Judul : Tanah Surga Merah (Novel)
Penulis : Arafat Nur
Penerbit : Gramedia Pustaka Utama
Cetakan : Cetakan II, November 2019
Tebal : 312 Halaman
ISBN : 9786020333359
Mengulas sebuah novel bukan perkara mudah. Apalagi ketika membacanya dalam waktu yang singkat. (Saya membacanya sejak 14 Februari sampai 18 Februari). Oleh karena itu, yang saya lakukan di sini bukanlah mengulas, melainkan lebih dekat ke pandangan atau pendapat yang bisa saya utarakan setelah membaca Tanah Surga Merah karya Bang Arafat Nur.
Sedari awal saya sangat menikmati apa yang tersaji. Khususnya ketika Bang Arafat memperkenalkan tokoh-tokoh dalam novelnya.
Catatan pertama saya ialah, beliau menyusupkan perkenalan karakter tokoh-tokohnya dalam adegan-adegan sambil lalu. Artinya bukan seperti perkenalan murid baru di depan kelas, yang sengaja diminta memperkenalkan diri sesuai dengan daftar urutan yang berlaku. Dan saya rasa itu begitu istimewa karena pembaca merasa mampu mengenal karakter seirama dengan mengikuti alur cerita yang dibangun.
Catatan kedua mengenai detail latar yang sangat perinci. Mulai dari lorong, gunung, tanaman dan pohon, parit, dan sebagainya. Bang Arafat menuliskannya dengan sangat detail. Walaupun begitu, ada konsekuensi yang harus kita terima pada bab-bab selanjutnya, yaitu Bang Arafat menghadirkan latar tempat tersebut menjadi ada kesan penyampaian yang berulang-ulang.
Catatan ketiga mengarah kepada tokoh utama, Murad, yang cenderung masih memiliki sifat labil dalam karakter yang dibangun. Terkadang ia bisa begitu keras menentang, tapi karena satu-dua hal ia jadi lembek terhadap apa yang dipertentangkannya. Terkadang ia teguh pada pendirian, di waktu yang lain ia berubah gundah. Hal ini menjadi sangat manusiawi mengingat tidak semua yang kita rencakanan akan berjalan baik. Atau manusia hanya bisa berencana, tapi Tuhan yang menetapkan.

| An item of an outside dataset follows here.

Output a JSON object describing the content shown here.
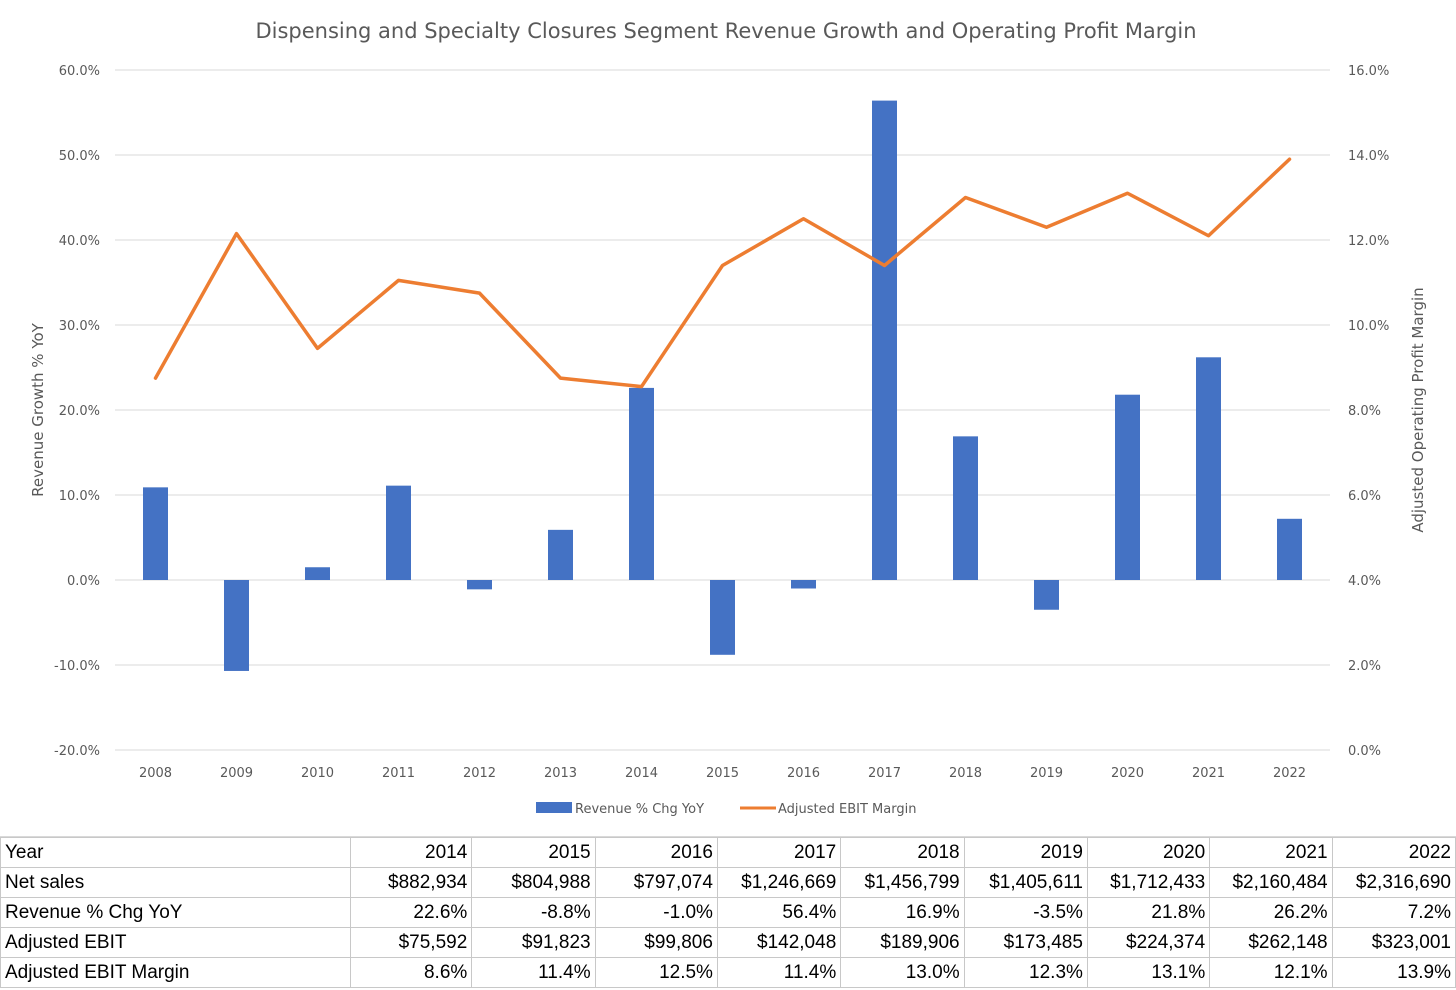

Catatan keempat, fokus cerita yang berubah. Di awal cerita, tokoh utama, Murad yang sudah 5 tahun meninggalkan kampung halamannya, Aceh, datang kembali (pulang kampung) dengan niat untuk menggagalkan penyelenggaraan pemilu (tepatnya menggagalkan kemenangan partai petahana karena memimpin sangat buruk). Namun, seiring kegagalan yang terus menerus menghampiri upayanya, dan pada akhirnya ia menjadi buronan, ia terpaksa mengasingkan diri ke tempat yang sangat jauh, yang sulit terjamah manusia, dan niat awal menggagalkan pemilu tidak tercapai. Ia melarikan diri (kembali) ditemani seorang perempuan yang membuatnya kagum dan jatuh cinta.
Komposisi yang baik membuat novel ini tidak monoton dan garing. Konflik-konflik yang terjadi diselingi kisah cinta dan humor yang hadir secara alami. Busur panahnya mengarah pada kritik sosial kehidupan di Aceh pasca perdamaian (GAM). Pertanyaannya adalah apakah novel ini menjadi representasi kehidupan nyata? Pasalnya peristiwa-peristiwa yang terjadi cukup bisa diterima logika sebagai fakta.